First steps to NetViz Nirvana: evaluating social network analysis with NodeXL

SIN ’09: Proc. international symposium on Social Intelligence and Networking. IEEE Computer Society Press.

Bonsignore, E.M., Dunne, C., Rotman, D., Smith, M., Capone, T., Hansen, D.L. & Shneiderman, B. (2009)

http://www.cs.umd.edu/~cdunne/pubs/Bonsignore09Firststepsto.pdf

Abstract: Social Network Analysis (SNA) has evolved as a popular, standard method for modeling meaningful, often hidden structural relationships in communities. Existing SNA tools often involve extensive pre-processing or intensive programming skills that can challenge practitioners and students alike. NodeXL, an open-source template for Microsoft Excel, integrates a library of common network metrics and graph layout algorithms within the familiar spreadsheet format, offering a potentially low-barrier to-entry framework for teaching and learning SNA. We present the preliminary findings of 2 user studies of 21 graduate students who engaged in SNA using NodeXL. The majority of students, while information professionals, had little technical background or experience with SNA techniques. Six of the participants had more technical backgrounds and were chosen specifically for their experience with graph drawing and information visualization.
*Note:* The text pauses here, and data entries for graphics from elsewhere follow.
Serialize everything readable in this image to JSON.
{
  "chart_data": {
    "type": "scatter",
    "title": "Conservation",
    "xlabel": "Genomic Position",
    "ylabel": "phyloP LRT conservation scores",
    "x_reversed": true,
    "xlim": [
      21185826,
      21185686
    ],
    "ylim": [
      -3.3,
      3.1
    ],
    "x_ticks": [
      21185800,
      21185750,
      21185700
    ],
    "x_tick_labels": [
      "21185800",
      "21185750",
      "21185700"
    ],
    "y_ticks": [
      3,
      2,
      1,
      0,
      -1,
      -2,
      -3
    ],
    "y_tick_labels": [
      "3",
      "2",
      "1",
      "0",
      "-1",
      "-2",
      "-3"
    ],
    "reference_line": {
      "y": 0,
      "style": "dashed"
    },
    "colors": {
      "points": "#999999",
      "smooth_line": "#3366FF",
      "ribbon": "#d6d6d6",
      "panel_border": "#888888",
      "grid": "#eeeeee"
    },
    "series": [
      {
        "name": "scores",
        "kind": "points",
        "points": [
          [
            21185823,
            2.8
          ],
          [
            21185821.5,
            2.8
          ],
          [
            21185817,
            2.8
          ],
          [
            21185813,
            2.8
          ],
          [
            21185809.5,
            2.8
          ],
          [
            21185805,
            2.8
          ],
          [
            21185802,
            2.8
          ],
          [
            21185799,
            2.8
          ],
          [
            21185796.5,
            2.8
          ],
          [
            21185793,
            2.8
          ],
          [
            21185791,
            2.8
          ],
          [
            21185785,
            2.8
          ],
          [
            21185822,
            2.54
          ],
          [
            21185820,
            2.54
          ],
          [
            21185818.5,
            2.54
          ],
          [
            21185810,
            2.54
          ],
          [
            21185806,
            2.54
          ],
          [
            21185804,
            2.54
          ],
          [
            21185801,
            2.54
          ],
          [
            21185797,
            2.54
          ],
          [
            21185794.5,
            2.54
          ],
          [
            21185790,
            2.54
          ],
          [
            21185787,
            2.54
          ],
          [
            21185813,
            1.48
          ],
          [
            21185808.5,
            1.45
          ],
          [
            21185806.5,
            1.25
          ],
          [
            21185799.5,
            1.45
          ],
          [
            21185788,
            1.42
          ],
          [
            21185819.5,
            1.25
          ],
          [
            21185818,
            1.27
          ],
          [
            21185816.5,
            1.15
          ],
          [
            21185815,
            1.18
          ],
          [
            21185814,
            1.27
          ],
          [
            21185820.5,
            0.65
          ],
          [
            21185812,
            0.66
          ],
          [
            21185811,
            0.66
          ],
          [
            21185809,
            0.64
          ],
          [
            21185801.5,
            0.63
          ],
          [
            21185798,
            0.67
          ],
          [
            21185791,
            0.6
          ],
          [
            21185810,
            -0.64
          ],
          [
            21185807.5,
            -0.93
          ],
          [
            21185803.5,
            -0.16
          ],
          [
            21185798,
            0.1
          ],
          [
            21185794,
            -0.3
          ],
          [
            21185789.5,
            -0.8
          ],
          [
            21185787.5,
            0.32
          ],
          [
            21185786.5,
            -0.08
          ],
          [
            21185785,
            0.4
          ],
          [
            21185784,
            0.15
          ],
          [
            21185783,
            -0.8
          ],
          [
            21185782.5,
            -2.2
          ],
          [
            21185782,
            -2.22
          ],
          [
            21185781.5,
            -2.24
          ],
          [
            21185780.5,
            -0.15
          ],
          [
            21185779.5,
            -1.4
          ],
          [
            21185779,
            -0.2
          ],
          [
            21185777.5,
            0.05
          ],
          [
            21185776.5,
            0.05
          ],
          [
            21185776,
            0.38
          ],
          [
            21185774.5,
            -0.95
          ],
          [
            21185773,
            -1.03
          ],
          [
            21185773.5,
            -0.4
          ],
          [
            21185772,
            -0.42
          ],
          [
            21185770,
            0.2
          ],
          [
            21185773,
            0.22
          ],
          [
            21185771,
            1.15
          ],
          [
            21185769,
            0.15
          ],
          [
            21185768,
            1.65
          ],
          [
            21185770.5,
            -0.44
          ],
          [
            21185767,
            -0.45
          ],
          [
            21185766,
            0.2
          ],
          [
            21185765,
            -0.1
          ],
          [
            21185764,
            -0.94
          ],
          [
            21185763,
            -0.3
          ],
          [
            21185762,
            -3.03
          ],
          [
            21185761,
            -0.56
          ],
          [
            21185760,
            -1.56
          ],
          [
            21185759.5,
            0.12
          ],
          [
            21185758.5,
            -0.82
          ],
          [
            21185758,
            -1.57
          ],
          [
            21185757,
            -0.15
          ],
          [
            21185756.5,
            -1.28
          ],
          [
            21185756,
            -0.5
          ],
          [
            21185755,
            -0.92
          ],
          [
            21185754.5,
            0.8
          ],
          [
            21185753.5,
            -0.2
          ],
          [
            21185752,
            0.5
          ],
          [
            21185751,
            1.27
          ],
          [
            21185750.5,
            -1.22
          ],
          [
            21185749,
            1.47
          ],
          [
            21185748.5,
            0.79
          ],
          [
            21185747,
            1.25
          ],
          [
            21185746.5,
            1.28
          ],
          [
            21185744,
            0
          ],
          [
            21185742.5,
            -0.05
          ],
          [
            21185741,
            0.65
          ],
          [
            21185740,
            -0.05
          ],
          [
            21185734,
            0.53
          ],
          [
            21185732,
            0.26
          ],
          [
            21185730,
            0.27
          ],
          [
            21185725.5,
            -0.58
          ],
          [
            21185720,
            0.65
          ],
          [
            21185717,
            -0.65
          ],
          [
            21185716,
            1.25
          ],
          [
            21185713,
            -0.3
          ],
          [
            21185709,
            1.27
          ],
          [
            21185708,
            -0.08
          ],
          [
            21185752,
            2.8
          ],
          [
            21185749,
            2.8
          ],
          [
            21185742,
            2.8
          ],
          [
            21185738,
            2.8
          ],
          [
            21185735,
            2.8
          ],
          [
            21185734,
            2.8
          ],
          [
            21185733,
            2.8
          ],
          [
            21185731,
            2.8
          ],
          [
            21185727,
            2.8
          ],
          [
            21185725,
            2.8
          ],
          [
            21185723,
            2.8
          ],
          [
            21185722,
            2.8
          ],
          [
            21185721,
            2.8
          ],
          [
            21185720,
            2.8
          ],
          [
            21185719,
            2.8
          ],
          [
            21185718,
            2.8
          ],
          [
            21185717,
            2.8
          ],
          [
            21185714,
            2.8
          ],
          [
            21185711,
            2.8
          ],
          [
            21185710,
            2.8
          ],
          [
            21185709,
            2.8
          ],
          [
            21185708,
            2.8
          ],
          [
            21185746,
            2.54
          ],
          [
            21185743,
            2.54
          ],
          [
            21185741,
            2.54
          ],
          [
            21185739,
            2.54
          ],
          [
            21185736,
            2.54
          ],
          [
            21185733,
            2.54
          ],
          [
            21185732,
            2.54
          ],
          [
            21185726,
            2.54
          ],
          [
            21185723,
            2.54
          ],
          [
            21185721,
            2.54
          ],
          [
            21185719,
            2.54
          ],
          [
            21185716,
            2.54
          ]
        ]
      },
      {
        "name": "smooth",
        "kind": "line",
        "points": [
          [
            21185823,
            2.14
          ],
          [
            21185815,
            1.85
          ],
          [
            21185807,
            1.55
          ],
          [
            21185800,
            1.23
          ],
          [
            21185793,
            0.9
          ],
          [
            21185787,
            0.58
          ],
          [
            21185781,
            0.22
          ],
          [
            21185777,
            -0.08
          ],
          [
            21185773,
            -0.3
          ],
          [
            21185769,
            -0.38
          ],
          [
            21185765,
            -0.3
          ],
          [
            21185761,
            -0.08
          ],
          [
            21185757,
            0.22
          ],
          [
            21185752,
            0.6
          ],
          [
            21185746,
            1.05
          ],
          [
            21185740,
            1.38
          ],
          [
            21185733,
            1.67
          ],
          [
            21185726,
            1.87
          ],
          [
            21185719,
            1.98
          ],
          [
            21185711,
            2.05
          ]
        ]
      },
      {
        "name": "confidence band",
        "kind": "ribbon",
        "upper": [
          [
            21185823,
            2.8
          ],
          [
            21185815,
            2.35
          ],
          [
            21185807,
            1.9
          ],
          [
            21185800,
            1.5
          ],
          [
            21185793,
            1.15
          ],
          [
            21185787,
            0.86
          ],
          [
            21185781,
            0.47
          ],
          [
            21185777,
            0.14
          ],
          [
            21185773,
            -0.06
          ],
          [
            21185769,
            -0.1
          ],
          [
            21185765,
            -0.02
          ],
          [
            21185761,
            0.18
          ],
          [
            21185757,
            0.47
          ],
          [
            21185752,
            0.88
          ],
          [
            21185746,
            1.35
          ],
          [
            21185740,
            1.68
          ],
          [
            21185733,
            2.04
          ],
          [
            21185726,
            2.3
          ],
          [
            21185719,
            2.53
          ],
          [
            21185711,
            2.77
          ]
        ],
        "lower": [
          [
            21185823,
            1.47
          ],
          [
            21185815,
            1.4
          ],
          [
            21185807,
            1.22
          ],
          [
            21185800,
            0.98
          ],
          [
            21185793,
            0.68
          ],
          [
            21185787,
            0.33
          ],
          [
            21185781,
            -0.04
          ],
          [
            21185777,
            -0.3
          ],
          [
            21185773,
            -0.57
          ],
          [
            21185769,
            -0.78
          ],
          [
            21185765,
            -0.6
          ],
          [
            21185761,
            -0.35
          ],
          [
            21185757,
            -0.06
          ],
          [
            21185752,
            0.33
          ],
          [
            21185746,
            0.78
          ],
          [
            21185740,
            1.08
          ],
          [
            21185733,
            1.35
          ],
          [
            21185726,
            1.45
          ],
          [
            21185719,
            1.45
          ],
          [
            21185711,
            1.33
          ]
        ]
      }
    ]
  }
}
Our primary objectives were (1) to evaluate NodeXL as an SNA tool for a broad base of users and (2) to explore methods for teaching SNA. Our complementary dual case-study format demonstrates the usability of NodeXL for a diverse set of users, and significantly, the power of a tightly integrated metrics/visualization tool to spark insight and facilitate sensemaking for students of SNA.

—————————————————————————————————-

Do You Know the Way to SNA?: A Process Model for Analyzing and Visualizing Social Media Data [44]

Hansen, D., Rotman, D., Bonsignore, E., Milic-Frayling, N., Rodrigues, E., Smith, M., Shneiderman, B. (July 2009)
University of Maryland Tech Report: HCIL-2009-17

Abstract: Voluminous online activity data from users of social media can shed light on individual behavior, social relationships, and community efficacy. However, tools and processes to analyze this data are just beginning to evolve. We studied 15 graduate students who were taught to use NodeXL to analyze social media data sets. Based on these observations, we present a process model of social network analysis (SNA) and visualization, then use it to identify stages where intervention from peers, experts, and computational aids are most useful. We offer implications for designers of SNA tools, educators, and community & organizational analysts.